The Corner

Politics & Policy

An Old, Multi-Angled Question: Rhetoric and Responsibility

One of the things I most dislike is this: An atrocity occurs, and people on one political side say to the other, “You created the atmosphere for this.” Sometimes they use the word “environment,” sometimes “climate.”

People on the left did this when Rabin was murdered. They also did it when Oklahoma City was bombed. I’ve written about this several times, including in this 2011 post.

Okay. A young man in Michigan has been arrested for threatening CNN — to wit, “Fake News. I’m coming to gun you all down.” Sometimes these guys call ahead; sometimes they don’t. It’s always a courtesy when they do.

(To read a news article about this case, go here.)

I don’t say that Trump & Co. are responsible for this would-be mass-murderer.

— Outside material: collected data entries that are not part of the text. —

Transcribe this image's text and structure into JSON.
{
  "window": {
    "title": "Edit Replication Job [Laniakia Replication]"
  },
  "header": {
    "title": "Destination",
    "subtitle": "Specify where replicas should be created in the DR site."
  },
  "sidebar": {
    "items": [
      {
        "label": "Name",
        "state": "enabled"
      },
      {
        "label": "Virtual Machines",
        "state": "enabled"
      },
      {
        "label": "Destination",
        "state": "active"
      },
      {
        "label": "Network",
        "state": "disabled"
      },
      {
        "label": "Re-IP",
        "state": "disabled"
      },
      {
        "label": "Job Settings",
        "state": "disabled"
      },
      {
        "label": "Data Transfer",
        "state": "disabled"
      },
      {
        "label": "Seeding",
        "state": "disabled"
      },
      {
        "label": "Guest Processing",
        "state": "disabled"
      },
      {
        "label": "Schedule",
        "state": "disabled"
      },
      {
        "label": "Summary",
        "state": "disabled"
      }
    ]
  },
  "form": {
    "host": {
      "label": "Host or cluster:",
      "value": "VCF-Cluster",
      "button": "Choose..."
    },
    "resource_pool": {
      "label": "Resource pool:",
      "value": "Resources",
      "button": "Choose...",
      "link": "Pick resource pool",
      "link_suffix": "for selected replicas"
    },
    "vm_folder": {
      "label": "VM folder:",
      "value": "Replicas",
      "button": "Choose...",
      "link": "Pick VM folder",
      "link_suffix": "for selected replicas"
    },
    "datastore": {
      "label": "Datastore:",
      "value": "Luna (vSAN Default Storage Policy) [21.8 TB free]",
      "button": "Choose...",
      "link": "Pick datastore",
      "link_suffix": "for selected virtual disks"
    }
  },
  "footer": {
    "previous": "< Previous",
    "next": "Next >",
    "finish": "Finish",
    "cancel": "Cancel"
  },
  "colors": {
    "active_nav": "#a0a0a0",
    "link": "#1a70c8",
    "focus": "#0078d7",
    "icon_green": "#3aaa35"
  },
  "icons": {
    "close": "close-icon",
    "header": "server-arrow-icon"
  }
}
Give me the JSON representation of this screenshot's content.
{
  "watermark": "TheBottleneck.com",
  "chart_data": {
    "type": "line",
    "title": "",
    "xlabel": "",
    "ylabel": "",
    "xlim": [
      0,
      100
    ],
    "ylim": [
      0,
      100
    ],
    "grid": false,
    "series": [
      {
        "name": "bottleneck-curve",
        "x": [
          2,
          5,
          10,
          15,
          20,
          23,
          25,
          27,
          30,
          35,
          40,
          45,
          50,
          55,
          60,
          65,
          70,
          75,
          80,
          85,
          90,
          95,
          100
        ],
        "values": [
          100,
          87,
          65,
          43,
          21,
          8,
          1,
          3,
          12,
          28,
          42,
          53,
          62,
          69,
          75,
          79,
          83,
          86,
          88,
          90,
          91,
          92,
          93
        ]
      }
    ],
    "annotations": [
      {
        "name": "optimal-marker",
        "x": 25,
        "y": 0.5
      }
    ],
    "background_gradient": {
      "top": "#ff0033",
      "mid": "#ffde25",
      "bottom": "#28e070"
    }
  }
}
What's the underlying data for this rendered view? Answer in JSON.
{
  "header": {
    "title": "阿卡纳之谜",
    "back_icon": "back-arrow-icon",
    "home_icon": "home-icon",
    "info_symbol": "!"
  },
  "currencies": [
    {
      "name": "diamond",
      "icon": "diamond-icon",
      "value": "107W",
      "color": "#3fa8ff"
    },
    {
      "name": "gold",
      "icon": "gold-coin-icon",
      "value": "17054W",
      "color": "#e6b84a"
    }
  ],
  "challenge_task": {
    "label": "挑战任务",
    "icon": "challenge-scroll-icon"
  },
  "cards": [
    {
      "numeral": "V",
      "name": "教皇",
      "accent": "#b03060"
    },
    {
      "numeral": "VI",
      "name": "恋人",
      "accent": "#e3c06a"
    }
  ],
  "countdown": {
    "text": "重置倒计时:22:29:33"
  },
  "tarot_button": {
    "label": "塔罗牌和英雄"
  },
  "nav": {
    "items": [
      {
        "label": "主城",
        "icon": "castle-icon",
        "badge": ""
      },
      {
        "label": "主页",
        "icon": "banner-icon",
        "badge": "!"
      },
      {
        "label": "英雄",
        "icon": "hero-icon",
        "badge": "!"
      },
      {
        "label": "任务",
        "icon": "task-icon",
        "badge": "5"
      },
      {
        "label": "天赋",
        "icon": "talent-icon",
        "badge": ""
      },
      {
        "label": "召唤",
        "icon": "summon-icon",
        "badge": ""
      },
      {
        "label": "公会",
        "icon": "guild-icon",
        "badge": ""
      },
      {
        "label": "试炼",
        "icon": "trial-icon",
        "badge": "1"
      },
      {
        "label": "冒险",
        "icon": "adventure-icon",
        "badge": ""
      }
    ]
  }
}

Certainly not. I don’t think it’s too much to say that presidential rhetoric matters. It matters for good or ill. It matters no matter who is president, and no matter what his views are.

And when you say that the other party is running a child-sex ring out of a D.C. pizzeria? That matters too. Someone might just go shoot up the place.

And when you put the Family Research Council on a “hate map” and otherwise demonize it — that, too, can spur a shooter.

Obviously, people are responsible for their own actions. If I say that a news outlet botched a story, or that a pianist botched a prelude, and someone then commits violence against the outlet or pianist — that’s not on me. But demonization, especially from on high, matters. We would have to be indifferent to reality to think otherwise.